Ah! the Saint was
a first-rate sort. She had said that she did not want anyone to attend on
her. She would, get herself a bit of lunch in the dining-room. Mrs. Latch
allowed Esther to hurry on the dinner, and by one o'clock they had all
finished. Sarah and Margaret were going into Brighton to do some shopping,
Grover was going to Worthing to spend the afternoon with the wife of one
of the guards of the Brighton and South Coast Railway. Mrs. Latch went
upstairs to lie down. So it grew lonelier and lonelier in the kitchen.
Esther's sewing fell out of her hands, and she wondered what she should
do.
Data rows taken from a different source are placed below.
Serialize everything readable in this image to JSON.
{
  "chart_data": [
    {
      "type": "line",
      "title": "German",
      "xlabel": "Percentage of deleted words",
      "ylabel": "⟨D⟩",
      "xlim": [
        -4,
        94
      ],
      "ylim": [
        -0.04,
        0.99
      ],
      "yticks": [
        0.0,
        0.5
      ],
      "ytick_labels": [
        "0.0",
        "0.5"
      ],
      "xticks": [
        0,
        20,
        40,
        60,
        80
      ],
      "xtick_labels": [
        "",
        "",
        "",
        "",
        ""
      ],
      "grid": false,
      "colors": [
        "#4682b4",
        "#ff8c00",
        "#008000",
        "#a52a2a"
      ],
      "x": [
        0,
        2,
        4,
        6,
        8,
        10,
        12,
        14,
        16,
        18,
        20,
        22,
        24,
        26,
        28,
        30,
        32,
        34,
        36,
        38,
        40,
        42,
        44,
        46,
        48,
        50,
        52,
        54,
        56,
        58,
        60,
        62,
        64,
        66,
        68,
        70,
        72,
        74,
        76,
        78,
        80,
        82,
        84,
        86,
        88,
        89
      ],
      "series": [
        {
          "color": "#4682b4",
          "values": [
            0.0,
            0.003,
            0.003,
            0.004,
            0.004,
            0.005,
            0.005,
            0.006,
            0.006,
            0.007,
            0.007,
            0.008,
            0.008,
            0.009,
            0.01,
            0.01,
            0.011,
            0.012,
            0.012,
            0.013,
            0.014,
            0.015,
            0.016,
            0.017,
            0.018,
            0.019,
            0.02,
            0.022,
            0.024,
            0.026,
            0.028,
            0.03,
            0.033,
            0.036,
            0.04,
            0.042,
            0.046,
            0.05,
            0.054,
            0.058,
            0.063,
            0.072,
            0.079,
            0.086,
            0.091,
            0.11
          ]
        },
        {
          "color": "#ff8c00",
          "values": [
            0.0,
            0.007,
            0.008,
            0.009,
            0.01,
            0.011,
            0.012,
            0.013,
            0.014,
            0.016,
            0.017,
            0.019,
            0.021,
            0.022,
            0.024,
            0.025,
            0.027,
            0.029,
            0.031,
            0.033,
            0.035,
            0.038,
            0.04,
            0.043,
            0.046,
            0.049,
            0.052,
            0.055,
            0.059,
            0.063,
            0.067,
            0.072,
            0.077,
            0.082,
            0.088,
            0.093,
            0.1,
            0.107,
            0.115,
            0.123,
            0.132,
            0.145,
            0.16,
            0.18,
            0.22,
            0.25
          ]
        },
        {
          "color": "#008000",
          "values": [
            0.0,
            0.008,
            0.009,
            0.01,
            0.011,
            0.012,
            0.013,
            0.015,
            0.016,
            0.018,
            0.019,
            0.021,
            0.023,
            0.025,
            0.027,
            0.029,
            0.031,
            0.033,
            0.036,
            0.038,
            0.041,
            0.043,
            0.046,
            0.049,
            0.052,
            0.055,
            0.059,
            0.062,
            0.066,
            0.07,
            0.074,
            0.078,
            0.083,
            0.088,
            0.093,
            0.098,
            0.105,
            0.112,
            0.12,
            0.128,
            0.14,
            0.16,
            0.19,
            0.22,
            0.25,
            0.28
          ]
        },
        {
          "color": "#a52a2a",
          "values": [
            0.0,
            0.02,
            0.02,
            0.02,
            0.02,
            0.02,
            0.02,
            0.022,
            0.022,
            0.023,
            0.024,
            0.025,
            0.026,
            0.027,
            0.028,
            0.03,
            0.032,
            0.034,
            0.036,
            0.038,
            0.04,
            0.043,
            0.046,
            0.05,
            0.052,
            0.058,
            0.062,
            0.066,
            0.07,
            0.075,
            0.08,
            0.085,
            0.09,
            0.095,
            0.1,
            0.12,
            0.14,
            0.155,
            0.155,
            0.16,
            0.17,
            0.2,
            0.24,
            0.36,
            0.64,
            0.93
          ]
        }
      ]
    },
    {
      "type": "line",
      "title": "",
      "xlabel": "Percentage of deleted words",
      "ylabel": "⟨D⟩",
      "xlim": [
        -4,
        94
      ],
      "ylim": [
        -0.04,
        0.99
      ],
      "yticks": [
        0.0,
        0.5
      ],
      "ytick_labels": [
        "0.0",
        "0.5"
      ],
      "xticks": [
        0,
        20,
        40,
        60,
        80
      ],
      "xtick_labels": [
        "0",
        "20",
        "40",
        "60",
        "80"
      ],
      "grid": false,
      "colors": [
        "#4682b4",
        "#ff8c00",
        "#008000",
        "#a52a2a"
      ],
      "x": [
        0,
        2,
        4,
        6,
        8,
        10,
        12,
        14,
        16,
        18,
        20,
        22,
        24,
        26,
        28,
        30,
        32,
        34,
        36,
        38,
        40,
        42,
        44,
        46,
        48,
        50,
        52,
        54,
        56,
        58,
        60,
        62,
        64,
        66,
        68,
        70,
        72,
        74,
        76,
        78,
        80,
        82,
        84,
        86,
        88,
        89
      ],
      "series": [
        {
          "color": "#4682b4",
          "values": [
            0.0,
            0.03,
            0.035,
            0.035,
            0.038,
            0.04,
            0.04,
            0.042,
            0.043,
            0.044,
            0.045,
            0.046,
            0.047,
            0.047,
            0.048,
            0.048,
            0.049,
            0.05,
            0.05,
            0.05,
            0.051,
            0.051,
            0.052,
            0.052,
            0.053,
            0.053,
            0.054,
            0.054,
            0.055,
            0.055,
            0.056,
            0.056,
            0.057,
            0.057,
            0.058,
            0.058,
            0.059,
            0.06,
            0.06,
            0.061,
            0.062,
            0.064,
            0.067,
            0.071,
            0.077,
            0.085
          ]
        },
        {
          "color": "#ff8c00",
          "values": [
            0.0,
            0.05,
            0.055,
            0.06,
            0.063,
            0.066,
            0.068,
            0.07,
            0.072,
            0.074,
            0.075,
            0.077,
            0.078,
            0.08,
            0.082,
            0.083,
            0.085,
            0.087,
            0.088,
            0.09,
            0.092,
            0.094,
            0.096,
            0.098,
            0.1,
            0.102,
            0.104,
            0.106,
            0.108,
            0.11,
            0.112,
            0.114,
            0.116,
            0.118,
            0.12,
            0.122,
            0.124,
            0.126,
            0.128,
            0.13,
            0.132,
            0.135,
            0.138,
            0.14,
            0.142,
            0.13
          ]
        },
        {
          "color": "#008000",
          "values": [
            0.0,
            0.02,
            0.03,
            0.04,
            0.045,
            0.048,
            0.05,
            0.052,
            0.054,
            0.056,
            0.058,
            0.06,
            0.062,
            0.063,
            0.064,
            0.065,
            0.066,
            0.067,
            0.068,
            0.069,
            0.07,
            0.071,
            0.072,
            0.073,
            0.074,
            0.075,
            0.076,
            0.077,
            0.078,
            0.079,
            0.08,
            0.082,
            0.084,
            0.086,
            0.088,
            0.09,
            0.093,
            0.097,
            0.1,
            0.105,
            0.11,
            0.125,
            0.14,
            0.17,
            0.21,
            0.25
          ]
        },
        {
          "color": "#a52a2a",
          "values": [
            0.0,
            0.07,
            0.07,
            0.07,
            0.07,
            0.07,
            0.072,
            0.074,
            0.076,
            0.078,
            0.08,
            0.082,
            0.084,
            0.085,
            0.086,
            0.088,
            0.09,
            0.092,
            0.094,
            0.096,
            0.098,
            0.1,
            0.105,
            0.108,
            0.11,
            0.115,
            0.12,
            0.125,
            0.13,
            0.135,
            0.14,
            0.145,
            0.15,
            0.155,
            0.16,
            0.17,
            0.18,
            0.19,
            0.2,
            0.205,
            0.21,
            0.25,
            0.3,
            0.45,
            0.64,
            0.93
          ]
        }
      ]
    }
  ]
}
She thought that she might go down to the beach, and soon after she
put on her hat and stood thinking, remembering that she had not been by
the sea, that she had not seen the sea since she was a little girl. But
she remembered the tall ships that came into the harbour, sail falling
over sail, and the tall ships that floated out of the harbour, sail rising
over sail, catching the breeze as they went aloft--she remembered them.
A suspension bridge, ornamented with straight-tailed lions, took her over
the weedy river, and having crossed some pieces of rough grass, she
climbed the shingle bank. The heat rippled the blue air, and the sea, like
an exhausted caged beast, licked the shingle. Sea-poppies bloomed under
the wheels of a decaying bathing-machine, and Esther wondered.